On his blog, Mercola.com, Dr. Joseph Mercola raises the alarm over proposed new FDA reporting requirements for dietary supplements. The new requirements will be burdensome for smaller companies and could push them out of business. Mercola explains:
Another threat to dietary supplements that could also turn into a preapproval system is the FDA’s New Dietary Ingredient (NDI) Guidance.11 An NDI, under the FDA’s definition, is any “dietary ingredient that was not marketed in the United States in a dietary supplement before October 15, 1994.” Manufacturers that want to market a dietary supplement containing an NDI must notify the FDA about the ingredients.
While large corporations will have no problem complying with FDA’s burdensome NDI requirements, many small supplement makers may be pushed out of the market as a result. Alliance for Natural Health USA noted:12
“Simply put, the FDA is trying to install a quasi pre-approval system for ‘new’ supplements — those introduced to the market after 1994. In its revised guidance document explaining how they intend to implement this provision of the law, the FDA has signaled its intention to treat many, many common supplements as ‘new’ and thus subject to the onerous NDI requirements before they can come to market.
Note that the law passed by Congress only calls for a premarket notification system for ‘new’ supplements, but the FDA has tried to usurp power to turn this into a premarket approval system like the one they have for drugs. An economic analysis estimated that, if implemented as is, the NDI guidance could lead to the elimination of over 41,000 products from store shelves.”
Is the FDA Intent on Turning Supplements Into ‘Drugs’?

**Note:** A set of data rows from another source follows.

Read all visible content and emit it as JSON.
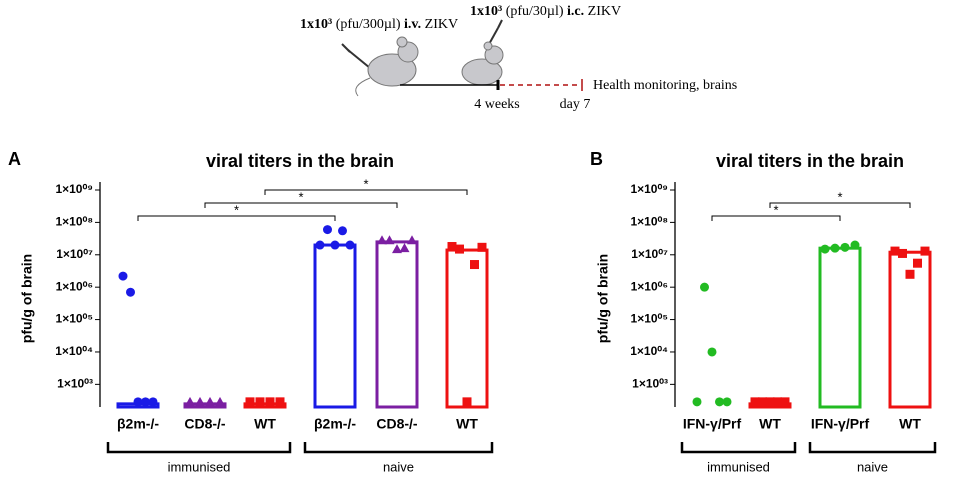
{
  "protocol": {
    "prime": {
      "dose": "1x10³",
      "detail": "(pfu/300µl)",
      "route": "i.v.",
      "virus": "ZIKV"
    },
    "challenge": {
      "dose": "1x10³",
      "detail": "(pfu/30µl)",
      "route": "i.c.",
      "virus": "ZIKV"
    },
    "interval": "4 weeks",
    "end": "day 7",
    "outcome": "Health monitoring, brains"
  },
  "chart_data": [
    {
      "type": "bar",
      "panel": "A",
      "title": "viral titers in the brain",
      "ylabel": "pfu/g of brain",
      "log_scale": true,
      "ylim": [
        200,
        1000000000
      ],
      "yticks": [
        {
          "value": 1000,
          "label": "1×10⁰³"
        },
        {
          "value": 10000,
          "label": "1×10⁰⁴"
        },
        {
          "value": 100000,
          "label": "1×10⁰⁵"
        },
        {
          "value": 1000000,
          "label": "1×10⁰⁶"
        },
        {
          "value": 10000000,
          "label": "1×10⁰⁷"
        },
        {
          "value": 100000000,
          "label": "1×10⁰⁸"
        },
        {
          "value": 1000000000,
          "label": "1×10⁰⁹"
        }
      ],
      "groups": [
        {
          "name": "β2m-/-",
          "color": "#1a1ae6",
          "marker": "circle",
          "bar": 250,
          "points": [
            2200000,
            700000,
            250,
            250,
            250
          ]
        },
        {
          "name": "CD8-/-",
          "color": "#7b1fa2",
          "marker": "triangle",
          "bar": 250,
          "points": [
            250,
            250,
            250,
            250
          ]
        },
        {
          "name": "WT",
          "color": "#ee1111",
          "marker": "square",
          "bar": 250,
          "points": [
            250,
            250,
            250,
            250
          ]
        },
        {
          "name": "β2m-/-",
          "color": "#1a1ae6",
          "marker": "circle",
          "bar": 20000000,
          "points": [
            20000000,
            60000000,
            20000000,
            55000000,
            20000000
          ]
        },
        {
          "name": "CD8-/-",
          "color": "#7b1fa2",
          "marker": "triangle",
          "bar": 25000000,
          "points": [
            28000000,
            28000000,
            15000000,
            16000000,
            28000000
          ]
        },
        {
          "name": "WT",
          "color": "#ee1111",
          "marker": "square",
          "bar": 14000000,
          "points": [
            18000000,
            15000000,
            250,
            5000000,
            17000000
          ]
        }
      ],
      "comparisons": [
        {
          "from": 0,
          "to": 3,
          "label": "*"
        },
        {
          "from": 1,
          "to": 4,
          "label": "*"
        },
        {
          "from": 2,
          "to": 5,
          "label": "*"
        }
      ],
      "brackets": [
        {
          "from": 0,
          "to": 2,
          "label": "immunised"
        },
        {
          "from": 3,
          "to": 5,
          "label": "naive"
        }
      ]
    },
    {
      "type": "bar",
      "panel": "B",
      "title": "viral titers in the brain",
      "ylabel": "pfu/g of brain",
      "log_scale": true,
      "ylim": [
        200,
        1000000000
      ],
      "yticks": [
        {
          "value": 1000,
          "label": "1×10⁰³"
        },
        {
          "value": 10000,
          "label": "1×10⁰⁴"
        },
        {
          "value": 100000,
          "label": "1×10⁰⁵"
        },
        {
          "value": 1000000,
          "label": "1×10⁰⁶"
        },
        {
          "value": 10000000,
          "label": "1×10⁰⁷"
        },
        {
          "value": 100000000,
          "label": "1×10⁰⁸"
        },
        {
          "value": 1000000000,
          "label": "1×10⁰⁹"
        }
      ],
      "groups": [
        {
          "name": "IFN-γ/Prf",
          "color": "#22bb22",
          "marker": "circle",
          "bar": null,
          "points": [
            250,
            1000000,
            10000,
            250,
            250
          ]
        },
        {
          "name": "WT",
          "color": "#ee1111",
          "marker": "square",
          "bar": 250,
          "points": [
            250,
            250,
            250,
            250,
            250
          ]
        },
        {
          "name": "IFN-γ/Prf",
          "color": "#22bb22",
          "marker": "circle",
          "bar": 16000000,
          "points": [
            15000000,
            16000000,
            17000000,
            20000000
          ]
        },
        {
          "name": "WT",
          "color": "#ee1111",
          "marker": "square",
          "bar": 12000000,
          "points": [
            13000000,
            11000000,
            2500000,
            5500000,
            13000000
          ]
        }
      ],
      "comparisons": [
        {
          "from": 0,
          "to": 2,
          "label": "*"
        },
        {
          "from": 1,
          "to": 3,
          "label": "*"
        }
      ],
      "brackets": [
        {
          "from": 0,
          "to": 1,
          "label": "immunised"
        },
        {
          "from": 2,
          "to": 3,
          "label": "naive"
        }
      ]
    }
  ]
}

The FDA recently concluded that beta-nicotinamide mononucleotide (NMN), an antiaging ingredient, cannot be marketed or sold in dietary supplements,13 because it was investigated as a pharmaceutical drug.14
The conclusion came in response to an NDI notification submitted for NMN. The takedown of NMN is a harbinger of things to come, according to Chris Masterjohn, who has a Ph.D. in nutritional sciences. He tweeted that the FDA’s ruling that NMN is “an article authorized for investigation as a new drug,” is a “backdoor into essentially banning all supplements that do anything useful.”15
The key narrative continues to be the FDA honing in on the most successful supplements and essentially turning them into pharmaceutical products. Masterjohn continued:16
“I am not a lawyer and I am not an expert on FDA regulations, but I believe the FDA’s interpretation … means that the following will happen: a) company A wants to make a health claim for a supplement. They have to fill out an IND [investigational new drug]. b) company B does not want to do that.

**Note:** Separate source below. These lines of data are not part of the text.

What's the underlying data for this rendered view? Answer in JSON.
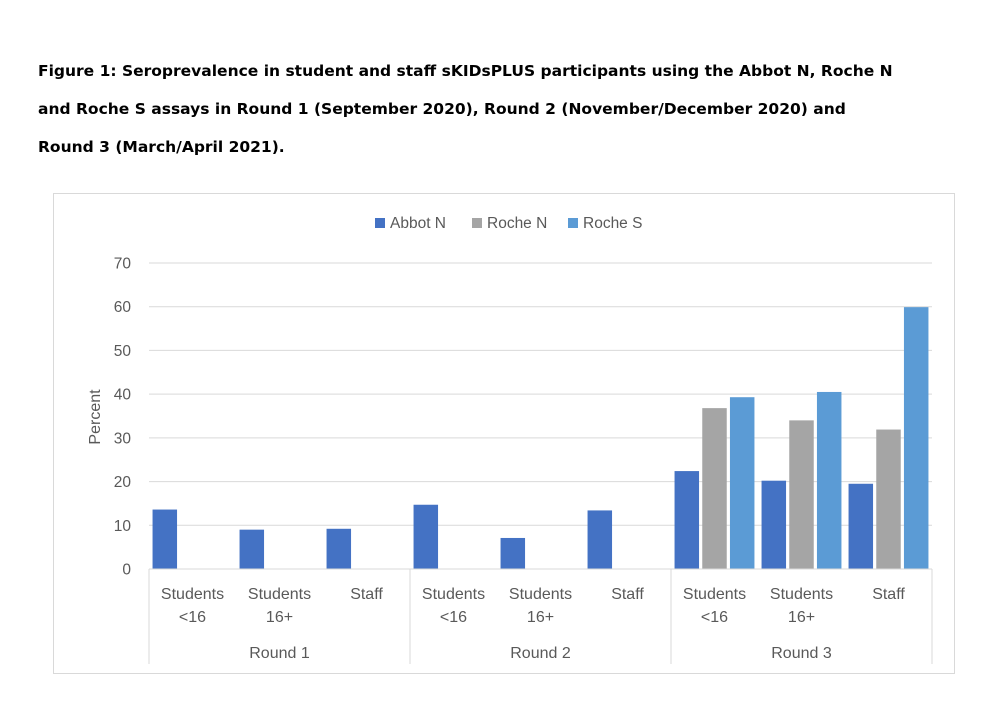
{
  "caption": {
    "line1": "Figure 1: Seroprevalence in student and staff sKIDsPLUS participants using the Abbot N, Roche N",
    "line2": "and Roche S assays in Round 1 (September 2020), Round 2 (November/December 2020) and",
    "line3": "Round 3 (March/April 2021)."
  },
  "chart_data": {
    "type": "bar",
    "title": "",
    "xlabel": "",
    "ylabel": "Percent",
    "ylim": [
      0,
      70
    ],
    "yticks": [
      0,
      10,
      20,
      30,
      40,
      50,
      60,
      70
    ],
    "grid": true,
    "legend_position": "top",
    "groups": [
      {
        "label": "Round 1",
        "categories": [
          [
            "Students",
            "<16"
          ],
          [
            "Students",
            "16+"
          ],
          [
            "Staff"
          ]
        ]
      },
      {
        "label": "Round 2",
        "categories": [
          [
            "Students",
            "<16"
          ],
          [
            "Students",
            "16+"
          ],
          [
            "Staff"
          ]
        ]
      },
      {
        "label": "Round 3",
        "categories": [
          [
            "Students",
            "<16"
          ],
          [
            "Students",
            "16+"
          ],
          [
            "Staff"
          ]
        ]
      }
    ],
    "series": [
      {
        "name": "Abbot N",
        "color": "#4472c4",
        "values": [
          13.6,
          9.0,
          9.2,
          14.7,
          7.1,
          13.4,
          22.4,
          20.2,
          19.5
        ]
      },
      {
        "name": "Roche N",
        "color": "#a5a5a5",
        "values": [
          null,
          null,
          null,
          null,
          null,
          null,
          36.8,
          34.0,
          31.9
        ]
      },
      {
        "name": "Roche S",
        "color": "#5b9bd5",
        "values": [
          null,
          null,
          null,
          null,
          null,
          null,
          39.3,
          40.5,
          59.9
        ]
      }
    ]
  }
}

They want to sell their supplement and make no claims. However, company A filled out an IND. Now, FDA concludes company B’s supplement is a drug.
With this interpretation, what will happen is slowly but surely everything on the market will be chipped off from “dietary supplements” and stacked onto “drugs” because companies that want to do research studies to show health effects will have to fill out INDs.
Once they fill out an IND, according to FDA’s current interpretation, that thing has become a drug, can no longer be a supplement, and is no longer a nutrient or food. In short, the FDA is completely unhinged.”
Big Corporations Taking Over Supplement Companies
Meanwhile, multinational companies like Bayer, Nestle, Unilever, Proctor & Gamble and Clorox have been buying up supplement companies at a frenzied pace. In 2018, there were 83 such transactions. This rose to 137 in 2021.17 For instance, Nestle Health Science, a division of Nestle, now owns:18
Pure Encapsulations Douglas Foods Garden of Life Vital Proteins Nuun Wobenzym Persona Nutrition Genestra Orthica Minami AOV Klean Athlete Bountiful, which owns Solgar, Osteo Bi-Flex, Puritan’s Pride, Ester-C and Sundown
“Several of these brands are higher quality supplement companies,” Alliance for Natural Health USA noted.
“What will happen to them now that they are owned by mega-corporations that have not historically had core natural health principles as the foundation of their businesses? We’ve spoken to several of the largest and highest quality brands that have not been purchased; they have confirmed that larger companies have made several unsuccessful attempts to purchase them.”19
Why are there continued attempts to make supplements drugs and for mega-corporations to acquire their makers? “Where there’s money to be made, big players will want to cash in,” Alliance for Natural Health explained.20 The end result for consumers could be disastrous, however, including restricted access to supplements and inferior products on the market:21
“Overall, this level of consolidation isn’t good for competition, because just a small number of companies can make decisions that affect our supplement access, and many of them do not share the values of small, independent companies who go into business to fill a need in the natural health sector.
Issues over quality of supplements and access to higher dosages become the decision of a smaller and smaller contingent of companies — this is not good from a health freedom standpoint.”